The ever so productive Mr. Foxx is out with a new album dubbed Howl. We kind of have lost count on all the albums this man has produced (believe it is 50 though) over the years, but it is indeed a great legacy. John Foxx has all the since he quit Ultravox back in the days continued to explore new grounds of electronic expressions and always with a strong messaging platform where he ads a spin to contemporary findings.
Howl opening track ‘My Ghosts’ is indicative of the sensibility clashing throughout the record. While the music is propulsive — driven by fuzzed out pop punk riffs, Devo-esque ecstatic synths, and an uptempo rhythm — the lyrics are saturated with the angst of mortality and a life passed by. “My ghost, a cascade of all these abandoned things, all unknown to me, of course,” bellows Foxx in his seductive, post-punk inflected baritone. Former Ultravox guitarist Robin Simon joins Foxx, Benge (Ben Edwards) and Hannah Peel after previously guesting with The Maths at their debut Roundhouse show in 2010.The Maths have created an album of dark, writhing glamour. Often it sounds like haunted static in a cold wind, the title track is a twisted glam-punk celebration of ‘the outsider’ who leaves the fringes to make himself visible, while Foxx switches to a sinister Ferry-esque croon on Tarzan And Jane Regained. New York Times is a report back from the city of the 1970s, with Foxx’s vocals gently coaxing out the vulnerability of its street characters and Factory stars, while Last Time I Saw You revels in an ice-cool narrative illuminated by neon-lit transformations and flickering revelations – this song is built for streets and strobes. The album ends with Strange Beauty, where Foxx sounds like an echo from the 1950s – a voice that is still searching across all these years for something just out of reach.

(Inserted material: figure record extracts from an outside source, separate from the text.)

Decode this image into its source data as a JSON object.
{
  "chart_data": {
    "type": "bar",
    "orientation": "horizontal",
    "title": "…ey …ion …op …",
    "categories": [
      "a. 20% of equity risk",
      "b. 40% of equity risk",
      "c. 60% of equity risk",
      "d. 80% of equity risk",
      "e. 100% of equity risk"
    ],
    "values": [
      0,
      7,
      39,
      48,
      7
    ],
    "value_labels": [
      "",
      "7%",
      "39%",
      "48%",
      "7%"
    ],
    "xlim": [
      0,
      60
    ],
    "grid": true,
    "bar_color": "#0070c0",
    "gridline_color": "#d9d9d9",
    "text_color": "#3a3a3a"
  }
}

Just like David Bowie, John Foxx has been able to stay contemporary and relevant over the years, although his artistic outreach maybe deserves to be bigger. As stated few performers have been able to so totally synthesise the theoretical underpinnings and aesthetic gestures of the avant-garde with pop cultural work to the extent that Foxx has consistently been able to. His art pop is akin to mid-20th century modernist fashion photographers like Helmut Newton and Guy Bourdin. Just as Newton and Bourdin suffused works of ostensible advertising with the seductively fetishized codes of surrealism and dada, Foxx has suffused pop and electronic music with the literary stylisations of writers like JG Ballard and Alain-Robbe Grillet and conceptual theories of modernist artists like Giorgio di Chirico and Paul Delvaux. In Foxx’s music, the barriers separating the avant-garde and mass culture disintegrate and the two artistic modes become indistinguishable.

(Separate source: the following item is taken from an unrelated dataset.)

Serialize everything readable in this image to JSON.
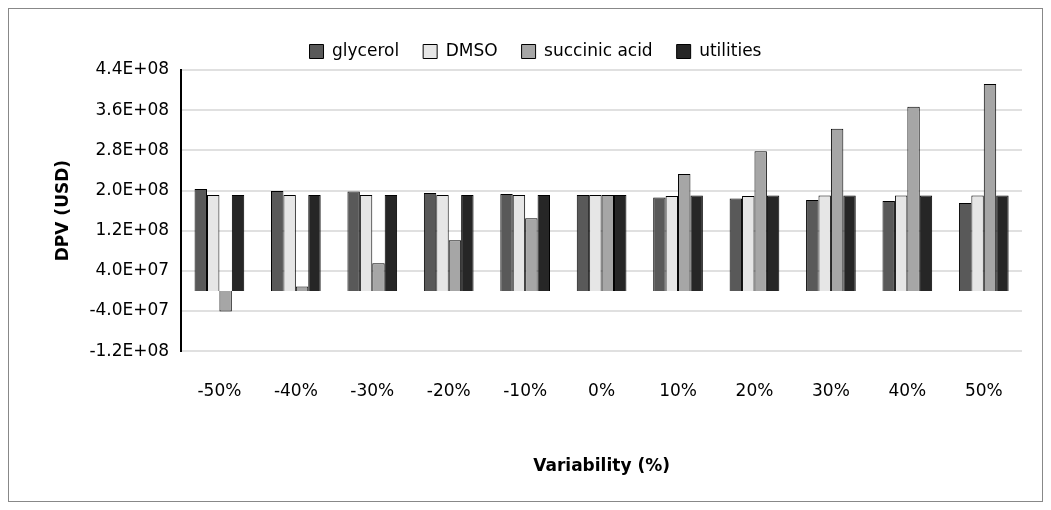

Speaking of John Foxx – Celluloide will release a super-limited 7″ EP, 4-track 33rpm signed clear vinyl edition in September 2020: Translucide”. You can order your copies here.

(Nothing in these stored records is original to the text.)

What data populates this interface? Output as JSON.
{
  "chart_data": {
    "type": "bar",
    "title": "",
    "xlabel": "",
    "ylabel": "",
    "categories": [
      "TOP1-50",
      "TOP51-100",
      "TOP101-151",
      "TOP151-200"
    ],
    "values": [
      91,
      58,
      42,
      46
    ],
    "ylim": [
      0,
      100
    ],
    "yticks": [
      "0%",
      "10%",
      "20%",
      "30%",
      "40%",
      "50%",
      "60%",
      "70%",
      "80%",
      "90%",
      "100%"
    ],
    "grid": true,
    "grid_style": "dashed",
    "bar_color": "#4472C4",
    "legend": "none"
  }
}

The EP will feature the single/video edit of the singles “La Cité Des Aveugles” and “Si Tu Renonces” (to be released on september 25), plus additional b-sides: “Air Conditionné” and “L’Europe Après La Pluie”. “L’Europe Après La Pluie” is a cover of John Foxx’s 1981 single “Europe After The Rain” for which a video has been released as you can see below. Each copy of the EP will be signed by Celluloide. A four-track digital download will be available with a code on the single.